As AI systems like language models are increasingly integrated into decision-making processes affecting people's lives, it's critical to ensure that these systems have sound moral reasoning. To test whether they do, we need to develop systematic evaluations. We provide a framework that uses a language model to translate causal graphs that capture key aspects of moral dilemmas into prompt templates. With this framework, we procedurally generated a large and diverse set of moral dilemmas -- the OffTheRails benchmark -- consisting of 50 scenarios and 400 unique test items. We collected moral permissibility and intention judgments from human participants for a subset of our items and compared these judgments to those from two language models (GPT-4 and Claude-2) across eight conditions. We find that moral dilemmas in which the harm is a necessary means (as compared to a side effect) resulted in lower permissibility and higher intention ratings for both participants and language models. The same pattern was observed for evitable versus inevitable harmful outcomes. However, there was no clear effect of whether the harm resulted from an agent's action versus from having omitted to act. We discuss limitations of our prompt generation pipeline and opportunities for improving scenarios to increase the strength of experimental effects.

  • The paper introduces a new framework using causal graphs to evaluate moral reasoning in LLMs, termed the OffTheRails benchmark.

  • Through procedural generation, the study creates diverse moral dilemmas, focusing on variables like causal structure, evitability, and actions to test LLMs.

  • Experiments show that both humans and models respond to changes in causal structure and evitability, revealing consistent patterns in moral judgments.

  • The findings assist in enhancing the moral sensitivities of LLMs, with implications for their integration in applications like autonomous vehicles and personalized healthcare.

Evaluating Moral Reasoning in Language Models Using Procedurally Generated Dilemmas


The integration of LLMs into decision-making processes underscores the importance of these models possessing robust moral reasoning capabilities. This paper explores the use of systematic evaluations to probe the moral reasoning of LLMs through a novel framework that utilizes causal graphs to generate moral dilemmas, termed the OffTheRails benchmark.

Methodology Overview

The methodology hinges on translating abstract causal graphs into prompt templates which are populated and expanded by language models to create diverse sets of moral dilemmas. This study zeroes in on three key variables:

  • Causal Structure: whether harm is a means to an end or a side effect.
  • Evitability: the inevitability of harm regardless of the agent’s actions.
  • Action: distinguishing between actions causing harm and failures to prevent harm.
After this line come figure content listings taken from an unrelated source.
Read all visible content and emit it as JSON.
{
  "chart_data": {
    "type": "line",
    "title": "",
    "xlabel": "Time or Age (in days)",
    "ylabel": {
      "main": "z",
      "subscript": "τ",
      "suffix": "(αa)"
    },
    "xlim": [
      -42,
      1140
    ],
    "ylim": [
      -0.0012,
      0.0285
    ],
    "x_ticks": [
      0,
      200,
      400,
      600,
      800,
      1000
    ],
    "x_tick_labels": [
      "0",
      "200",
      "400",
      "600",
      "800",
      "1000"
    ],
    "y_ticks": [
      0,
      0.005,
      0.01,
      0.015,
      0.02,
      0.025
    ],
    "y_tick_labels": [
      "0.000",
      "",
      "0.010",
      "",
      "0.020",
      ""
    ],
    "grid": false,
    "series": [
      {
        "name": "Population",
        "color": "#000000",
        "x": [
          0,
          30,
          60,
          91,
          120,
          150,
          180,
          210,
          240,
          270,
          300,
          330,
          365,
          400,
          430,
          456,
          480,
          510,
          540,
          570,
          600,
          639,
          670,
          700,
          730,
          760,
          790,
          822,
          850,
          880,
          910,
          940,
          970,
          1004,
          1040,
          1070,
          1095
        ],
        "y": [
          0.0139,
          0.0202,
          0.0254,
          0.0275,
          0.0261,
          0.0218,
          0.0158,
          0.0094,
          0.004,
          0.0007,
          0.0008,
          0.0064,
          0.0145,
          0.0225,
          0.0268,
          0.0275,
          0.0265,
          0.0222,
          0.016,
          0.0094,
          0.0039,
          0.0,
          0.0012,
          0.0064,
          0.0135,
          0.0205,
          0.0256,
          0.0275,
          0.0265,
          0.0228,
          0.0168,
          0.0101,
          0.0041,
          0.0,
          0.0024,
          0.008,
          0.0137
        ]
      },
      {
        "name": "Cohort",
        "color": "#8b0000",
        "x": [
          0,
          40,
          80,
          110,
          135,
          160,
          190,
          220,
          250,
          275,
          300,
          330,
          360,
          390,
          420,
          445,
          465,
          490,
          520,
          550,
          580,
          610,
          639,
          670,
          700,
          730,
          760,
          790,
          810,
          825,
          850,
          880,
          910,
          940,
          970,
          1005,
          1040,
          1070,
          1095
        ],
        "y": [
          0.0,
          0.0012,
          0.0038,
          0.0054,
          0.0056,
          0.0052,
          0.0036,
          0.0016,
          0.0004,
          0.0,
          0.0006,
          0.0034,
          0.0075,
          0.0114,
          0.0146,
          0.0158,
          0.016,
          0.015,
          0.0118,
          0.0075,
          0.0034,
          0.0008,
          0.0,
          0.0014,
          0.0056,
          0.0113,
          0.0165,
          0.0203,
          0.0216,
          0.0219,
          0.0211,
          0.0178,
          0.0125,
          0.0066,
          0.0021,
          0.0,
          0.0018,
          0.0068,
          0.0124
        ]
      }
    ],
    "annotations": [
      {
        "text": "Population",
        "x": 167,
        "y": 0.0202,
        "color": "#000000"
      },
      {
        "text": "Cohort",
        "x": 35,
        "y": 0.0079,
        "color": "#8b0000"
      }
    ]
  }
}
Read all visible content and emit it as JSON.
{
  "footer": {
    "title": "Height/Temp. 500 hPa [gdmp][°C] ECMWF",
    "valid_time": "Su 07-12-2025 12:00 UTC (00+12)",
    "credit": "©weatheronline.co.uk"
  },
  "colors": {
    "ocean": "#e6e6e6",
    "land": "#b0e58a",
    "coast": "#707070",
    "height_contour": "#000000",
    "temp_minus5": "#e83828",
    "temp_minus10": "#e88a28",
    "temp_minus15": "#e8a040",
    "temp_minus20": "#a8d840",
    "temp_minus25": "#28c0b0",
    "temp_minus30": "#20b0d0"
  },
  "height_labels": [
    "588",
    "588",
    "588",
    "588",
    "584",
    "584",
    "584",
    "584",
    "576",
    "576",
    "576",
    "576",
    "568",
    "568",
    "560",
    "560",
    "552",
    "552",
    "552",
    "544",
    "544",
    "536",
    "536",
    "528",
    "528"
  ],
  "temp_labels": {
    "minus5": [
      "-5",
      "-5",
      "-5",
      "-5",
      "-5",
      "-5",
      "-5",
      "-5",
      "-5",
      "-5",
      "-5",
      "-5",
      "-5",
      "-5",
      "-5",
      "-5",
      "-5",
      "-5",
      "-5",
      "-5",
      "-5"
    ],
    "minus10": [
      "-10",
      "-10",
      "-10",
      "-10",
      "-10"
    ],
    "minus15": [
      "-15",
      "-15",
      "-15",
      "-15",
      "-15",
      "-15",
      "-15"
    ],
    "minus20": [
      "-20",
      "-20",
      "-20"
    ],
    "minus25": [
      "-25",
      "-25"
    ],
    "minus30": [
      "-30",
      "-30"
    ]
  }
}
The procedural generation of these dilemmas leverages language models for scalability, creating controlled, varied moral scenarios without the constraints of either rigid experimental vignettes or the uncontrolled naturalism of crowdsourced narratives.

Benchmark Creation

The OffTheRails benchmark includes 50 scenarios with 400 unique test items, using GPT-4 for item generation. Scenarios are crafted by initially generating a causal structure, which is then used to derive variations reflecting different combinations of the key variables. This structured approach addresses challenges with LLMs' inconsistency in distinguishing complex causal relationships by enforcing strict template adherence during the generation process.

Experiments and Findings

The investigation involves two key experiments:

  1. Balancing Moral Scenarios: Ensuring the harm and beneficial outcomes in scenarios are balanced to prevent overshadowing of other variables. This involved ratings from human participants to match levels of harm to corresponding goods effectively.
  2. Evaluating Moral Judgments: Both human participants and language models (GPT-4 and Claude-2) were tested for their moral judgments across different scenarios. The study reveals that both humans and models are sensitive to changes in the causal structure and evitability, but not significantly to whether an action or omission led to harm.

Significantly, the outcomes indicated consistent patterns where scenarios with avoidable, direct harm (means) led to harsher moral judgments and higher attributions of intention, aligning with established psychological findings.

Implications and Future Directions

The results serve both practical and theoretical advancements in AI ethics, particularly in honing the moral sensitivities of LLMs. The procedural generation model presents a scalable way to assess and enhance moral reasoning capabilities systematically. This has far-reaching implications for improving the integration of LLMs in sensitive applications, from autonomous vehicles to personalized AI in healthcare.

Despite the successes, the differentiation between means and side effects posed generation challenges, indicating an area for improvement in LLMs' handling of complex causal inferences. Future work could refine the templating process or explore more granular manipulations of the scenario variables to better understand the nuances of model-generated moral reasoning.


The study establishes a foundational approach for systematically evaluating and improving the moral reasoning of language models. By demonstrating the feasibility and effectiveness of using structured, procedurally generated dilemmas, it sets the stage for further research into the ethical capabilities of AI systems, aiming for models that more accurately reflect nuanced human moral judgments.